There are many book clubs forming to discuss the novel by author E.L. James, and social media feeds seem to be littered with captioned pictures from the novel’s pages. The book has been a hot topic among my friends this summer, but I just can’t seem to grasp the concept of a virgin college graduate exploring her sexuality through an S&M relationship with a young billionaire.

The storyline sounded cheesy and a bit grandiose for a modern erotic love story, but reluctantly I still attempted to read the book before I passed any further judgment.

The first few pages sound strikingly familiar to a previous novel I had read in high school, but I ignored the thought and continued reading.

“Hmmmm, where I have I heard this story before?” I asked myself.

Though I tried to tuck my novel déjà vu away, I couldn’t escape the feeling that I had met these characters in an alternate universe.  Somewhere, in my adolescent past, I had read a novel centered around an awkward young girl who found her saving grace through a relationship with a boy found only in fantasy — a hundred-year-old vampire with Adonis good looks and enough charm to swoon Mitt Romney into voting for Barack Obama. I was rereading Twilight. And even after accepting this sad truth, I was unable to put the book down.
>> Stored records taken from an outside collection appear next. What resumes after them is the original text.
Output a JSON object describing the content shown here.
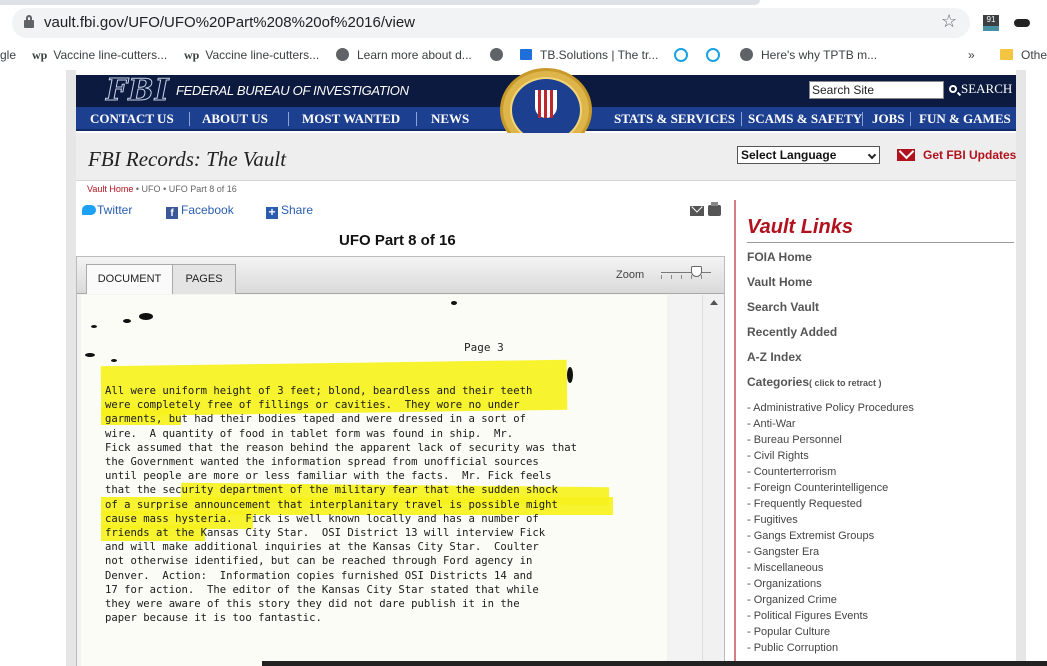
{
  "browser": {
    "url": "vault.fbi.gov/UFO/UFO%20Part%208%20of%2016/view",
    "ext_badge": "91",
    "bookmarks": [
      {
        "label": "gle",
        "icon": ""
      },
      {
        "label": "Vaccine line-cutters...",
        "icon": "wp"
      },
      {
        "label": "Vaccine line-cutters...",
        "icon": "wp"
      },
      {
        "label": "Learn more about d...",
        "icon": "wordpress-icon"
      },
      {
        "label": "",
        "icon": "globe-icon"
      },
      {
        "label": "TB.Solutions | The tr...",
        "icon": "tb-icon"
      },
      {
        "label": "Here's why TPTB m...",
        "icon": "globe-icon"
      },
      {
        "label": "»",
        "icon": ""
      },
      {
        "label": "Othe",
        "icon": "folder-icon"
      }
    ]
  },
  "header": {
    "logo": "FBI",
    "agency": "FEDERAL BUREAU OF INVESTIGATION",
    "search_placeholder": "Search Site",
    "search_label": "SEARCH",
    "nav": [
      "CONTACT US",
      "ABOUT US",
      "MOST WANTED",
      "NEWS",
      "STATS & SERVICES",
      "SCAMS & SAFETY",
      "JOBS",
      "FUN & GAMES"
    ]
  },
  "records": {
    "title": "FBI Records: The Vault",
    "language": "Select Language",
    "updates": "Get FBI Updates"
  },
  "breadcrumb": {
    "home": "Vault Home",
    "sep": "•",
    "section": "UFO",
    "current": "UFO Part 8 of 16"
  },
  "social": {
    "twitter": "Twitter",
    "facebook": "Facebook",
    "share": "Share"
  },
  "document": {
    "title": "UFO Part 8 of 16",
    "tabs": [
      "DOCUMENT",
      "PAGES"
    ],
    "zoom_label": "Zoom",
    "page_label": "Page 3",
    "lines": [
      "All were uniform height of 3 feet; blond, beardless and their teeth",
      "were completely free of fillings or cavities.  They wore no under",
      "garments, but had their bodies taped and were dressed in a sort of",
      "wire.  A quantity of food in tablet form was found in ship.  Mr.",
      "Fick assumed that the reason behind the apparent lack of security was that",
      "the Government wanted the information spread from unofficial sources",
      "until people are more or less familiar with the facts.  Mr. Fick feels",
      "that the security department of the military fear that the sudden shock",
      "of a surprise announcement that interplanitary travel is possible might",
      "cause mass hysteria.  Fick is well known locally and has a number of",
      "friends at the Kansas City Star.  OSI District 13 will interview Fick",
      "and will make additional inquiries at the Kansas City Star.  Coulter",
      "not otherwise identified, but can be reached through Ford agency in",
      "Denver.  Action:  Information copies furnished OSI Districts 14 and",
      "17 for action.  The editor of the Kansas City Star stated that while",
      "they were aware of this story they did not dare publish it in the",
      "paper because it is too fantastic."
    ]
  },
  "sidebar": {
    "title": "Vault Links",
    "links": [
      "FOIA Home",
      "Vault Home",
      "Search Vault",
      "Recently Added",
      "A-Z Index"
    ],
    "categories_label": "Categories",
    "categories_toggle": "( click to retract )",
    "categories": [
      "- Administrative Policy Procedures",
      "- Anti-War",
      "- Bureau Personnel",
      "- Civil Rights",
      "- Counterterrorism",
      "- Foreign Counterintelligence",
      "- Frequently Requested",
      "- Fugitives",
      "- Gangs Extremist Groups",
      "- Gangster Era",
      "- Miscellaneous",
      "- Organizations",
      "- Organized Crime",
      "- Political Figures Events",
      "- Popular Culture",
      "- Public Corruption"
    ]
  },
  "colors": {
    "navy": "#0b1a3e",
    "nav_blue": "#1c3f8f",
    "accent_red": "#b1121d",
    "highlight": "#f6f21c"
  }
}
The premise is fundamentally the same, except James has changed enough detail to avoid copyright infringement. As I continued to read the novel, I began to have nostalgic feelings of reading Twilight in my confused days as a high school student. Twilight was my escape to a world where relationships worked, and now the fantasy has caught on with adults.
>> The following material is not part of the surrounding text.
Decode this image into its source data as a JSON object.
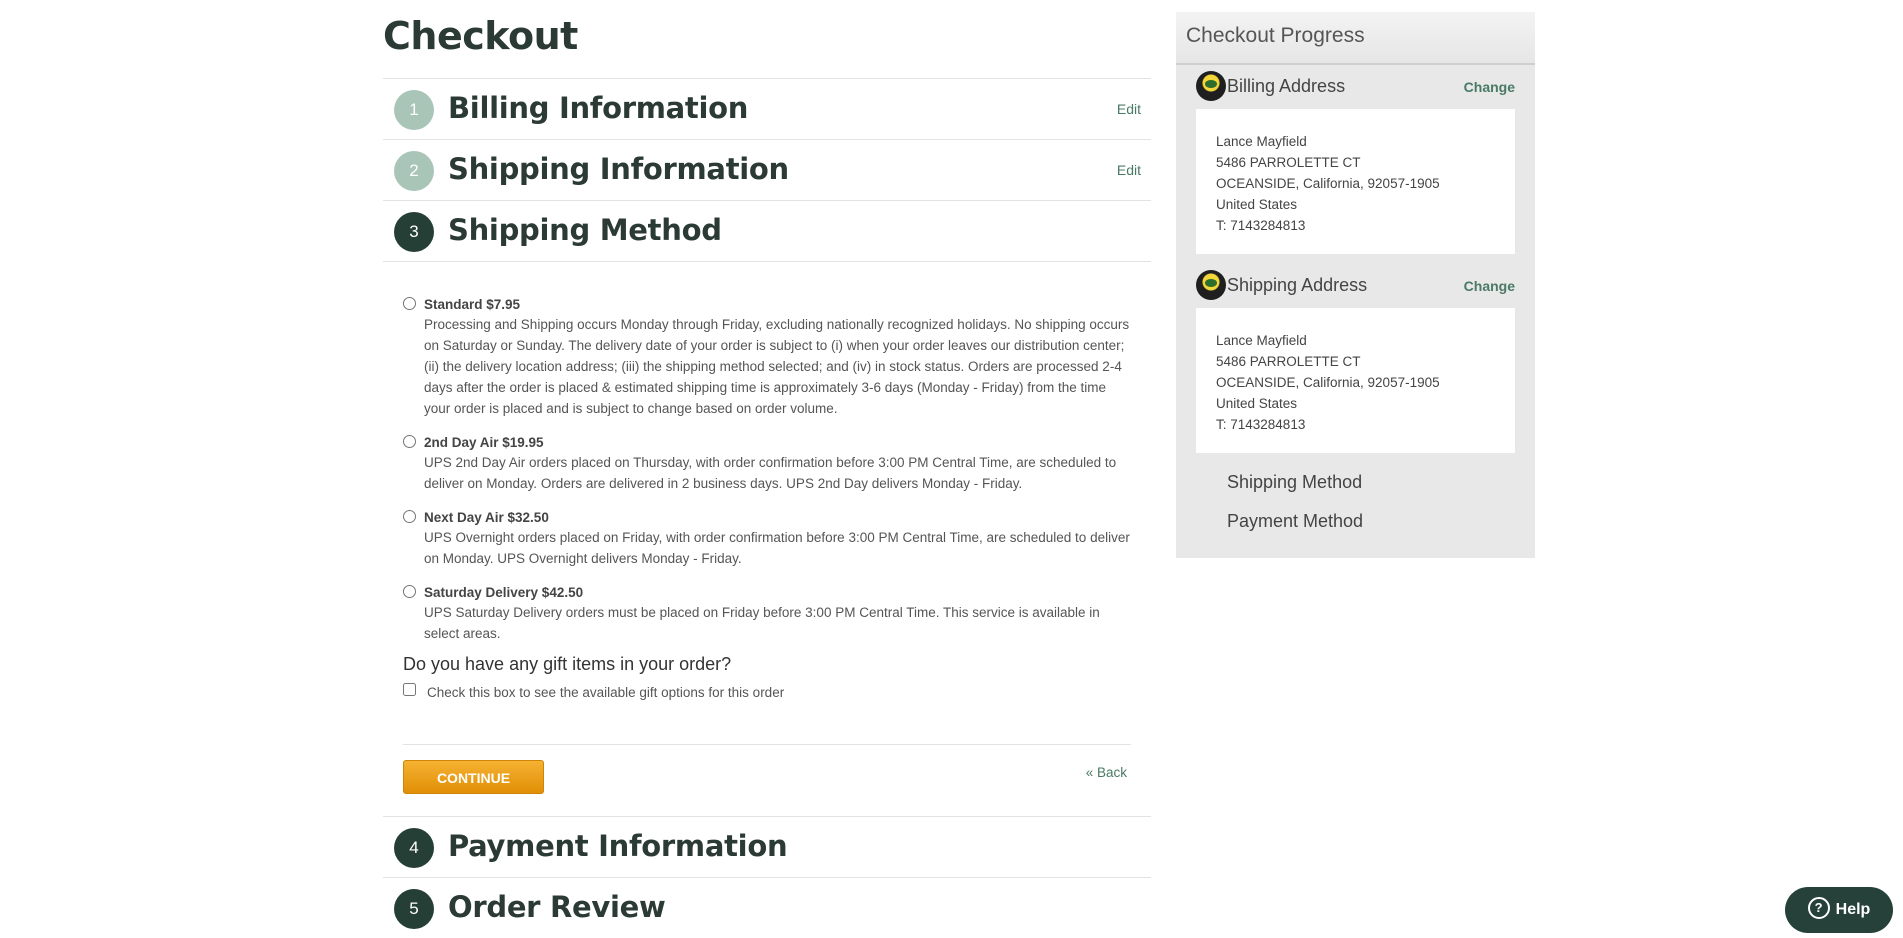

Most “Fifty Shades of Grey” fans were once avid “Twilight” readers in high school, which is a more appropriate life stage at which to become enthralled in such fantasies. As college- educated 20-year-olds nearing graduation, reading James’ novel is a detriment. Apart from the redundancy of certain themes within the novel that ultimately prevented the story from moving forward, the overall concept is nothing more than a 14-year-old’s innermost fantasy.
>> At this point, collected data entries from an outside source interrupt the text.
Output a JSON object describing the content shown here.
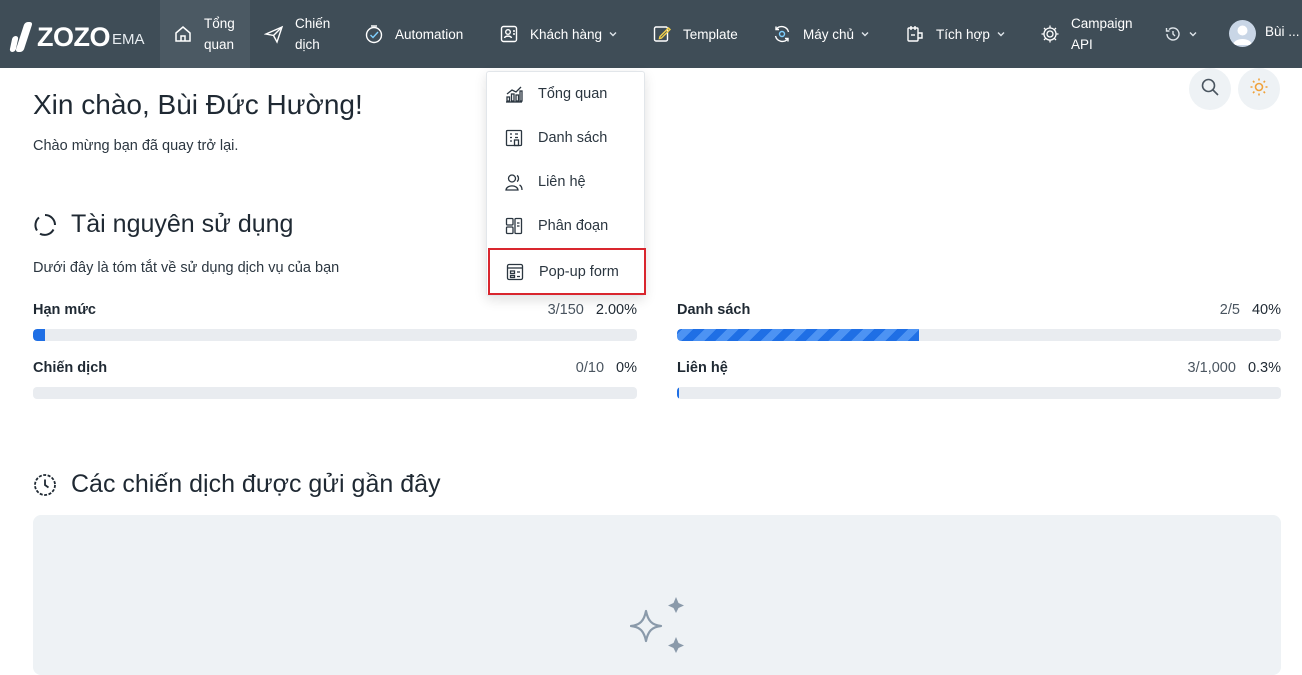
{
  "brand": {
    "logo_text": "ZOZO",
    "logo_suffix": "EMA"
  },
  "nav": {
    "items": [
      {
        "label_line1": "Tổng",
        "label_line2": "quan"
      },
      {
        "label_line1": "Chiến",
        "label_line2": "dịch"
      },
      {
        "label": "Automation"
      },
      {
        "label": "Khách hàng"
      },
      {
        "label": "Template"
      },
      {
        "label": "Máy chủ"
      },
      {
        "label": "Tích hợp"
      },
      {
        "label_line1": "Campaign",
        "label_line2": "API"
      }
    ],
    "user_name": "Bùi ..."
  },
  "dropdown": {
    "items": [
      {
        "label": "Tổng quan",
        "icon": "chart-bar-icon"
      },
      {
        "label": "Danh sách",
        "icon": "list-building-icon"
      },
      {
        "label": "Liên hệ",
        "icon": "contacts-icon"
      },
      {
        "label": "Phân đoạn",
        "icon": "segments-icon"
      },
      {
        "label": "Pop-up form",
        "icon": "popup-form-icon",
        "highlighted": true
      }
    ]
  },
  "main": {
    "greeting": "Xin chào, Bùi Đức Hường!",
    "welcome": "Chào mừng bạn đã quay trở lại.",
    "usage_section": {
      "title": "Tài nguyên sử dụng",
      "subtitle": "Dưới đây là tóm tắt về sử dụng dịch vụ của bạn",
      "items": [
        {
          "name": "Hạn mức",
          "count": "3/150",
          "percent": "2.00%",
          "fraction": 0.02
        },
        {
          "name": "Danh sách",
          "count": "2/5",
          "percent": "40%",
          "fraction": 0.4
        },
        {
          "name": "Chiến dịch",
          "count": "0/10",
          "percent": "0%",
          "fraction": 0.0
        },
        {
          "name": "Liên hệ",
          "count": "3/1,000",
          "percent": "0.3%",
          "fraction": 0.003
        }
      ]
    },
    "recent_section": {
      "title": "Các chiến dịch được gửi gần đây"
    }
  },
  "colors": {
    "nav_bg": "#3f4d57",
    "accent": "#1f6fe5",
    "highlight_border": "#d9262e",
    "empty_bg": "#eef2f5"
  }
}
Our culture embracing lackluster literature and calling it brilliance is unfortunate, as today’s society hosts an atmosphere in which stable relationships are hard to experience as we continously move towards a state of limbo while becoming monogamous. When reality becomes unfulfilling, what’s the best answer? Escapism.

I hate to pin the blame on women, but we seem to be the primary readers of these books. Because love appears lackluster for many of us in reality, we escape into someone else’s life, almost like talking about celebrity issues as if they were our own. What “Fifty Shades of Grey” and “Twilight” have in common is a storyline that allows people, primarily women, to delve into something bigger than themselves. It’s not a pretty reality, but it is an easier pill to swallow knowing that we’re sad and reading the novels for comfort instead of for being intellectually inept.

Even though there’s reason behind the novel’s allure, the fact of the matter is that we are still reading books of little literary merit when good, well-written books actually exist. There are novels that provide great stories with the same amount of fantasy to help anyone escape reality for a short time. However, we don’t want that. The simplicity of the novel is what we crave because we are unable to experience normalcy in our realities. So many people desire a normal dating experience when they meet someone they like; however, it has to be more complicated than a phone call and a first date.

So we continue to cling to the cheesy novels, and in a few years, we will wonder why we became so infatuated over the trend.